Abstract
Research Type:
Level 2 - Prospective comparative study, Meta-analysis of Level 2 studies or Level 1 studies with inconsistent results
Introduction/Purpose:
Charcot Neuroarthropathy (CNA) is a progressive and destructive joint condition resulting from a combination of peripheral neuropathy and repeated microtrauma. Non-surgical interventions alleviate pressure from the joint and are the primary treatment option for early stages of CNA. Delaying treatment can result in foot deformities, ulceration, infection and amputation. Understanding the relationship between gait kinematics and plantar pressure distributions of CNA patients may provide useful information in staging and management. 3D gait analysis technology for diagnosing and assessing gait abnormalities exists, but it is often inaccessible and costly. The aim of this study was to assess plantar pressures and two-dimensional kinematics of CNA patients during gait analyses. Four cohorts were compared (1) affected and non-affected limbs, (2) CNA patients and healthy controls.
Methods:
Following institutional review board approval, the study was conducted at a single institution using a case-controlled prospective selection of patients treated by two orthopaedic foot and ankle surgeons from June 2024 – December 2024. Fourteen patients diagnosed with CNA (n=14) and eleven control patients (“Healthy”) were placed in a diabetic slipper with F-64 TEKSCAN insole matrix system sensors. Adhesive-colored markers were placed on their greater trochanter, lateral knee, lateral malleolus, and distal fifth metatarsal. Using a handrail, participants walked at 0.6 mph and 1.0 mph on a treadmill. Maximum mean force as well as the percentage contribution of each discretized region: (hindfoot, midfoot, metatarsals and forefoot) were analyzed and normalized to the participant bodyweight. Angular range of motions (ROM) of the hip, knee, and ankle joints were measured. Two comparisons were made using the data: (1) Affected limb versus non-affected contralateral limb, (2) CNA patients vs control data.
Results:
Gait analysis was successful for all participants at both speeds. Hindfoot and metatarsal forces were significantly lower in CNA patients compared to controls for both speeds (p < 0.000001 and p < 0.01, respectively) (Fig. A,B). Midfoot forces were significantly higher in CNA patients compared to controls at both speeds (p = 0.002). There were no statistically significant differences between forefoot forces in CNA and controls at either speed. There were no statistically significant differences between affected and contralateral limbs of CNA patients. (Fig. C,D). On kinematic analysis, knee range of motion was significantly lower in CNA patients than controls (p < 0.00001) at 1.0 mph whereas there were no significant differences measured with the other two joints (Fig. E).
Conclusion:
Gait pattern abnormalities were observed in participants with CNA at both walking speeds. Greater midfoot plantar forces recorded for CNA patients highlight a common consequence of CNA, midfoot collapse. This is also evidenced by decreased plantar forces of the hindfoot and metatarsals of the CNA patients compared to controls. This data in combination with a decreased ROM of the knee joint reiterate the benefits of performing both gait analysis and collecting plantar force data to better categorize and treat patients with CNA. Future directions include creating specific devices to help mitigate higher midfoot pressures within the CNA population.
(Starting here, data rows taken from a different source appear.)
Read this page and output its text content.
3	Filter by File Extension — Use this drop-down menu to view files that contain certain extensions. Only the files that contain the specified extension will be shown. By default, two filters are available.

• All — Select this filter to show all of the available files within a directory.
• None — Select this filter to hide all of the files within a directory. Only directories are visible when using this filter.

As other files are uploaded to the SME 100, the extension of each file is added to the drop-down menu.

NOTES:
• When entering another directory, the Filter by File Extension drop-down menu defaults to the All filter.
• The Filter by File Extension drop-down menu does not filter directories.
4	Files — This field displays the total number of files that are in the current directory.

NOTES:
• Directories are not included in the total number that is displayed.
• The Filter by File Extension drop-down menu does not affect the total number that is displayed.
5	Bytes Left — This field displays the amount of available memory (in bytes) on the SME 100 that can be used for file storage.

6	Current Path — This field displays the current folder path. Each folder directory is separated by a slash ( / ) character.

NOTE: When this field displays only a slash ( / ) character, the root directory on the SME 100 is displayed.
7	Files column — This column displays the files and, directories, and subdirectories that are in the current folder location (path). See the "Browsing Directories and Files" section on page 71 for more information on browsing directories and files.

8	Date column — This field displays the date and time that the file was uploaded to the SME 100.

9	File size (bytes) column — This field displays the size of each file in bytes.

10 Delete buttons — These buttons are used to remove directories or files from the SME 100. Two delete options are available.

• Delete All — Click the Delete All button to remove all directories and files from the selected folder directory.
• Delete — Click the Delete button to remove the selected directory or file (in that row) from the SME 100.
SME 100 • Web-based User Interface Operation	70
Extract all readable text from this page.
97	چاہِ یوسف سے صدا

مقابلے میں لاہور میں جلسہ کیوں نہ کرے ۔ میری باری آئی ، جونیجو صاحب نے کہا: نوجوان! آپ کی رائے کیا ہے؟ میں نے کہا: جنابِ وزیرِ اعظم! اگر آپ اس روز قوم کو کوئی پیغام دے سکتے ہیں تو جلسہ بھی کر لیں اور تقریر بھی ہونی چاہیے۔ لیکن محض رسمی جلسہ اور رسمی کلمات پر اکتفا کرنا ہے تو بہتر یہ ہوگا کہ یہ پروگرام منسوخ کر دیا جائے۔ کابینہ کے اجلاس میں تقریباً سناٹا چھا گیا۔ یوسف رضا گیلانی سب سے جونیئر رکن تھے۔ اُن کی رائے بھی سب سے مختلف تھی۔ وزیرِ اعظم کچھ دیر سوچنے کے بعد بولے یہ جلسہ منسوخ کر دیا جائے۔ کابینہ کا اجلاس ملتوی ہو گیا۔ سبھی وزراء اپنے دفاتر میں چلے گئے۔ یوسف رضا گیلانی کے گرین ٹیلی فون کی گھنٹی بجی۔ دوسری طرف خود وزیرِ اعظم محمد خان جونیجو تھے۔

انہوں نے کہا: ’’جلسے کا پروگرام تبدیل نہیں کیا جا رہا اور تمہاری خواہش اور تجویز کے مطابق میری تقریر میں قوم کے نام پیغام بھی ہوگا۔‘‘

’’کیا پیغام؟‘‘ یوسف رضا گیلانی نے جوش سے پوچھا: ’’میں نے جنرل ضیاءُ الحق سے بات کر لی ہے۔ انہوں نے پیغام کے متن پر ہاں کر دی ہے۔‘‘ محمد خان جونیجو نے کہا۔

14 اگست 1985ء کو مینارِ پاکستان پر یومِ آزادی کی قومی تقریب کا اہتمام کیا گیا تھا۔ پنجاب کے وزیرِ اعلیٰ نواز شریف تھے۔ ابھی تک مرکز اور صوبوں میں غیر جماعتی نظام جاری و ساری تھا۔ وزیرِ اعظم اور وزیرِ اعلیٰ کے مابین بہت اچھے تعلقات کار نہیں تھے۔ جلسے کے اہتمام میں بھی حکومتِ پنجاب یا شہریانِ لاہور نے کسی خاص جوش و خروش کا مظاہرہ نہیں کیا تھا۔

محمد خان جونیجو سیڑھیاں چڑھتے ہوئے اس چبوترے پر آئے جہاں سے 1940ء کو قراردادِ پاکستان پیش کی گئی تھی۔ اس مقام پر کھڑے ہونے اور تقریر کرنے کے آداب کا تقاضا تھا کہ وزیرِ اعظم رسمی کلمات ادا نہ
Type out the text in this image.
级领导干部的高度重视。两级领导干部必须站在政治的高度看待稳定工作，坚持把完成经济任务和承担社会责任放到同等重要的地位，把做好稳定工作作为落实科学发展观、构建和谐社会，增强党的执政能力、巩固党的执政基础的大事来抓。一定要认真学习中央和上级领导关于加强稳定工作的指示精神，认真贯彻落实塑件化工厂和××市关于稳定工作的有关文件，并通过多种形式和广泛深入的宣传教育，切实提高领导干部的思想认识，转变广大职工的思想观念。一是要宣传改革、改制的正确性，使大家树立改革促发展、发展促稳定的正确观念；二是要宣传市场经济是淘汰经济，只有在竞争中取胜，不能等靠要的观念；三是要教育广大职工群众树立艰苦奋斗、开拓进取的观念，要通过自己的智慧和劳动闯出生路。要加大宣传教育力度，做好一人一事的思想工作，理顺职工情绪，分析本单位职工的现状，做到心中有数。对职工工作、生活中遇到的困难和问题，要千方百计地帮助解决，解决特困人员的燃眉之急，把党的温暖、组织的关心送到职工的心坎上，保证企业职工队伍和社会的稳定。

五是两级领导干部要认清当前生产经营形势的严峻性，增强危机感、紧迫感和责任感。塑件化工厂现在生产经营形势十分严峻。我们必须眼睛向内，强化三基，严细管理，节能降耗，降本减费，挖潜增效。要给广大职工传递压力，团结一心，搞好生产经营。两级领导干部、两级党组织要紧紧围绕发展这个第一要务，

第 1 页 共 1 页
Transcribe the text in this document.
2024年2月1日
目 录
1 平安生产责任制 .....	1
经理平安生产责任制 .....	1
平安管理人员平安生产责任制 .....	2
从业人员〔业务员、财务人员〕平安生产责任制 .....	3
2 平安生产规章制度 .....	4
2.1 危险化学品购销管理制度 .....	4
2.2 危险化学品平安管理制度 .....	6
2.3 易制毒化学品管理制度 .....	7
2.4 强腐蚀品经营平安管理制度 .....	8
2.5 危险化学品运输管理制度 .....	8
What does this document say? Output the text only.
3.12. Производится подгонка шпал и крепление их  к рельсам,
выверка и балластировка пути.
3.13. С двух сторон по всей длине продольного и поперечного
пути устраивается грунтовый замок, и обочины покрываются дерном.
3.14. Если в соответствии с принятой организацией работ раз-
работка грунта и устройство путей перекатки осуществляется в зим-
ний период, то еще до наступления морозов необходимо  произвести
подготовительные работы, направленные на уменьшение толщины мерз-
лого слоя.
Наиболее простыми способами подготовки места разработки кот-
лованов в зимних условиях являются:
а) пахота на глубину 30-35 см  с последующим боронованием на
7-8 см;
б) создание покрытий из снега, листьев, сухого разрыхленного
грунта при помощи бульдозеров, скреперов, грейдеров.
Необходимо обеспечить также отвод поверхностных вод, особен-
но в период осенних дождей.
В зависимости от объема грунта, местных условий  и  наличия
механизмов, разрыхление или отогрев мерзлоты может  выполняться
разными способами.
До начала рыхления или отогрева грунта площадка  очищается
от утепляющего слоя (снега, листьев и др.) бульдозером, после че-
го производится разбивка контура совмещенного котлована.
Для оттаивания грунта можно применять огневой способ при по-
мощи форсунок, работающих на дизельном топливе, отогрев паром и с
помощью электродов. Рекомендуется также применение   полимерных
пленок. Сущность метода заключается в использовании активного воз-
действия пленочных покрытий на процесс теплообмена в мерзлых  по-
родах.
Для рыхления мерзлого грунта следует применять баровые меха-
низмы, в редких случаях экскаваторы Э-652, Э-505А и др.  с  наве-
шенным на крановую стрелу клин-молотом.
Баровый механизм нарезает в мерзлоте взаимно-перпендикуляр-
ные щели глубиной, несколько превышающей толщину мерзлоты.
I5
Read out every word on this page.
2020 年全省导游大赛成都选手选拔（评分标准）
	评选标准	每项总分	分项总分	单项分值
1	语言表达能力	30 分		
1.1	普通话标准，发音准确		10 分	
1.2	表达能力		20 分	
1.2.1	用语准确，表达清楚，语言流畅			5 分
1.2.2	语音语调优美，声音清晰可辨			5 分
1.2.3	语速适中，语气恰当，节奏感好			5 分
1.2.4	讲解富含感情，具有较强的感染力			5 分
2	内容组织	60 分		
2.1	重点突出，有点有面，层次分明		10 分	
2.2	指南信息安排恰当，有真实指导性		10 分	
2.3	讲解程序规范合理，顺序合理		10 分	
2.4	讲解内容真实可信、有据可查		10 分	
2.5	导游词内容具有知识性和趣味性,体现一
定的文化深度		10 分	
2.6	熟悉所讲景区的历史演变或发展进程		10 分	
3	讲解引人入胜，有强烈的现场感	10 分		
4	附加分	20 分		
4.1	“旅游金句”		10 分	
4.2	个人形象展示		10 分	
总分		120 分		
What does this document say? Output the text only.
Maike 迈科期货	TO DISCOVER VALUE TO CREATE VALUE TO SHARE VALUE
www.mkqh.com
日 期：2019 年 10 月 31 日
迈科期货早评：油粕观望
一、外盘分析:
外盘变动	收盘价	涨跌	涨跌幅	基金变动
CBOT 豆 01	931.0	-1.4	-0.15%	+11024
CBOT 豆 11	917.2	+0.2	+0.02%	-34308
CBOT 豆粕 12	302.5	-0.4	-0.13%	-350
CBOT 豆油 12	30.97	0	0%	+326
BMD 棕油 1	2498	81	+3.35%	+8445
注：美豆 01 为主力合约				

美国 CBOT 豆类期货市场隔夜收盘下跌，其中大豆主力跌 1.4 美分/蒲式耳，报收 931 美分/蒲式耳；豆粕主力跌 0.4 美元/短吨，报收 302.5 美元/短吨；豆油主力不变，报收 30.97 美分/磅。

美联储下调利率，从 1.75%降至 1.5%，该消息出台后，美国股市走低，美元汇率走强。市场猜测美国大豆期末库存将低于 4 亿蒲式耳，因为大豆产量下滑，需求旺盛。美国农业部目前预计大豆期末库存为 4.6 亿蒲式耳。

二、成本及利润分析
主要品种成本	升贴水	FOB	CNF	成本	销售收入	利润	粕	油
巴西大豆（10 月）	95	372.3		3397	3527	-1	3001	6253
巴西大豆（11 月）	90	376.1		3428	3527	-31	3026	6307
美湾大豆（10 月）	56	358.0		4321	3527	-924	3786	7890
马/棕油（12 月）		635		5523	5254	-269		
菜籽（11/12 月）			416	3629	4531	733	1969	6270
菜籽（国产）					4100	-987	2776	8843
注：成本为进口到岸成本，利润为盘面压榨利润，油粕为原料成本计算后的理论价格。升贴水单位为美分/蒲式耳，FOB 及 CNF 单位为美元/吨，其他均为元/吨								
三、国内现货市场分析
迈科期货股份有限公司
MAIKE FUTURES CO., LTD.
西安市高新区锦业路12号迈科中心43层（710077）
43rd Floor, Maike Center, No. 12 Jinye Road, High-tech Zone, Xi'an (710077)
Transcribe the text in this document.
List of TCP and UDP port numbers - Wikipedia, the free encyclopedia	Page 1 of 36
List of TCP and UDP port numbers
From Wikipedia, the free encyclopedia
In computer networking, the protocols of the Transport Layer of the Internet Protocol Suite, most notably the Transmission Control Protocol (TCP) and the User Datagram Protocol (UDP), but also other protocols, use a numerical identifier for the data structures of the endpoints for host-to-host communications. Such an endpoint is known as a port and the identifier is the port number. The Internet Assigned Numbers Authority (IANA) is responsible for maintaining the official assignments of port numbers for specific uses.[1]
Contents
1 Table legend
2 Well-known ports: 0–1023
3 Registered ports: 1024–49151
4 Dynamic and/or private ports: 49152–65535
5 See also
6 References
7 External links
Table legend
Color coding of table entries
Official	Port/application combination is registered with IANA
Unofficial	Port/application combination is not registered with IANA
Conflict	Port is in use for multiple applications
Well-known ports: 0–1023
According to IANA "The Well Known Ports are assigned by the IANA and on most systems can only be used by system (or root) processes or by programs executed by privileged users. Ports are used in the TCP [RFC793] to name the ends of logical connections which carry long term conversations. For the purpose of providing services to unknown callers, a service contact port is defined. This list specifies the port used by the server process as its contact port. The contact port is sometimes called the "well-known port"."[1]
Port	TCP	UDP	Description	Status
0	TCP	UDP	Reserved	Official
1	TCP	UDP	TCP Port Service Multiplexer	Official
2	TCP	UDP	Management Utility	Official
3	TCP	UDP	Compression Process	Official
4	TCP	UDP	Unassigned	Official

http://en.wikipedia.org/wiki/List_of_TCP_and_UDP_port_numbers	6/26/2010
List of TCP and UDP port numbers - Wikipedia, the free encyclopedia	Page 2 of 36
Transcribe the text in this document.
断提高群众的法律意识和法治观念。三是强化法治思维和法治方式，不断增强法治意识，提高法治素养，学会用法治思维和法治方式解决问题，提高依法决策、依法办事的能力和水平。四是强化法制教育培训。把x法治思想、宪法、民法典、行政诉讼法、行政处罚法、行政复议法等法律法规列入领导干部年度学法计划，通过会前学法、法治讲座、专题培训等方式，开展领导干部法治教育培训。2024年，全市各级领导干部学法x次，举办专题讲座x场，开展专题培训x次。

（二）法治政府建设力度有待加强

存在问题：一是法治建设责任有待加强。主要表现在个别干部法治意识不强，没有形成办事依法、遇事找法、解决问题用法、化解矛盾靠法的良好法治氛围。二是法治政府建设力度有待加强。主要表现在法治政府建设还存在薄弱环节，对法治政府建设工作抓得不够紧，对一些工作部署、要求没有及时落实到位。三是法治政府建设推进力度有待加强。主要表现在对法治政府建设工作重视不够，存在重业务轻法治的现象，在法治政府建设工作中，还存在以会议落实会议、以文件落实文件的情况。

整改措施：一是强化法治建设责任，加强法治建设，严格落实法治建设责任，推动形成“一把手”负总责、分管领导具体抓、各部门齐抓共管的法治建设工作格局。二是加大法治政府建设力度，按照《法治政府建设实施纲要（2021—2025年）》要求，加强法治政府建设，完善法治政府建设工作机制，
Figure 1: Plantar Force results for each region of interest including comparisons of bilateral mean CNA patient forces versus healthy controls (A-B) and the CNA affected limb versus the contralateral (C-D). The mean angular range of motion on 2D gait analysis of affected limb of CNA patients versus the mean healthy control. Error bars indicate + standard deviations, * indicate p<0.05.